In the heavy, oppressive silence, an old-fashioned wall clock ticked solemnly and sturdily, its pendulum swinging with a sense of inevitability behind a glass door brightened with golden lettering advertising an insurance company. Peter flicked a glance at his Patek-Phillipe. The wall clock was slow, by almost forty-five seconds.
“Let’s hit it,” he said.
They hurried to the vault and commenced work with an apparently effortless precision and economy. Peter flipped open the two valises, while Bendell spread a long and narrow strip of chamois-cloth, arranging drills and bits and braces in the order they might need them, his hands moving as deftly and precisely as those of a surgeon at an operating table. The diamond teeth that ringed the cutter bar gleamed in the dim light. Peter ran his fingertips over them appraisingly, and studied the massive door of the vault.
“It’s a tricky brute,” he said quietly to the Irishman. “If you smash the main tumbler links, they trip the auxiliaries.”

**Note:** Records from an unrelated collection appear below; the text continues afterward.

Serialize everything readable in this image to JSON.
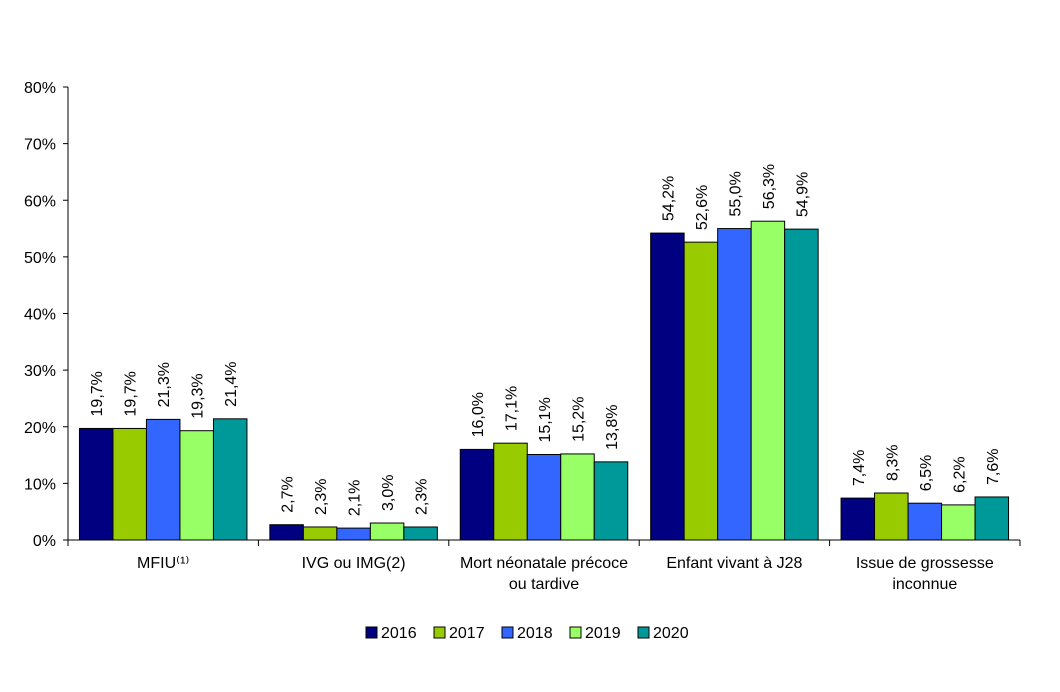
{
  "chart_data": {
    "type": "bar",
    "categories": [
      "MFIU⁽¹⁾",
      "IVG ou IMG(2)",
      "Mort néonatale précoce|ou tardive",
      "Enfant vivant à J28",
      "Issue de grossesse|inconnue"
    ],
    "series": [
      {
        "name": "2016",
        "color": "#000080",
        "values": [
          19.7,
          2.7,
          16.0,
          54.2,
          7.4
        ],
        "labels": [
          "19,7%",
          "2,7%",
          "16,0%",
          "54,2%",
          "7,4%"
        ]
      },
      {
        "name": "2017",
        "color": "#99CC00",
        "values": [
          19.7,
          2.3,
          17.1,
          52.6,
          8.3
        ],
        "labels": [
          "19,7%",
          "2,3%",
          "17,1%",
          "52,6%",
          "8,3%"
        ]
      },
      {
        "name": "2018",
        "color": "#3366FF",
        "values": [
          21.3,
          2.1,
          15.1,
          55.0,
          6.5
        ],
        "labels": [
          "21,3%",
          "2,1%",
          "15,1%",
          "55,0%",
          "6,5%"
        ]
      },
      {
        "name": "2019",
        "color": "#99FF66",
        "values": [
          19.3,
          3.0,
          15.2,
          56.3,
          6.2
        ],
        "labels": [
          "19,3%",
          "3,0%",
          "15,2%",
          "56,3%",
          "6,2%"
        ]
      },
      {
        "name": "2020",
        "color": "#009999",
        "values": [
          21.4,
          2.3,
          13.8,
          54.9,
          7.6
        ],
        "labels": [
          "21,4%",
          "2,3%",
          "13,8%",
          "54,9%",
          "7,6%"
        ]
      }
    ],
    "ylim": [
      0,
      80
    ],
    "yticks": [
      0,
      10,
      20,
      30,
      40,
      50,
      60,
      70,
      80
    ],
    "ytick_labels": [
      "0%",
      "10%",
      "20%",
      "30%",
      "40%",
      "50%",
      "60%",
      "70%",
      "80%"
    ],
    "legend_position": "bottom",
    "grid": false
  }
}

The Irishman nodded. “True, lad. And if you smash those auxiliary bastards, they set off the emergency system.”
“You must work backward,” Bendell said. “First the emergencies. Then the auxiliaries. The main tumbler links last.”
“Don’t teach your grandfather how to suck eggs,” the Irishman said, with a hard grin. He rubbed his hands together for a few seconds, and picked up a punch and drill. “How much time left, Peter?”
“One hour and forty-five minutes.”
“It won’t be a milk run, lad. Let’s get cracking.”
“Hold it one second.” Peter turned to Francois. “Let’s have it. This is as far as we go without it.”
“But of course.” Francois opened his jacket, removed the can of film from under his arm, and gave it to Peter with an ironical little smile.
“I’m satisfied with our bargain. Why shouldn’t I be?”
Peter inspected the impress of his ring in the candle wax that smoothly sealed the locks and catches on the can of film.
“Okay, Paddy, hit it,” he said, and put the film in his tool kit.
The Irishman began drilling. Peter went quickly through the gloomy night to the front windows of the bank. He moved a shade a half-inch with his fingertip, and peered out into an empty street shining with thin sunlight. This was the business district of the old town, and its buildings were sturdy and respectable, with barred windows and brass name-plates studded to the walls beside their doorways.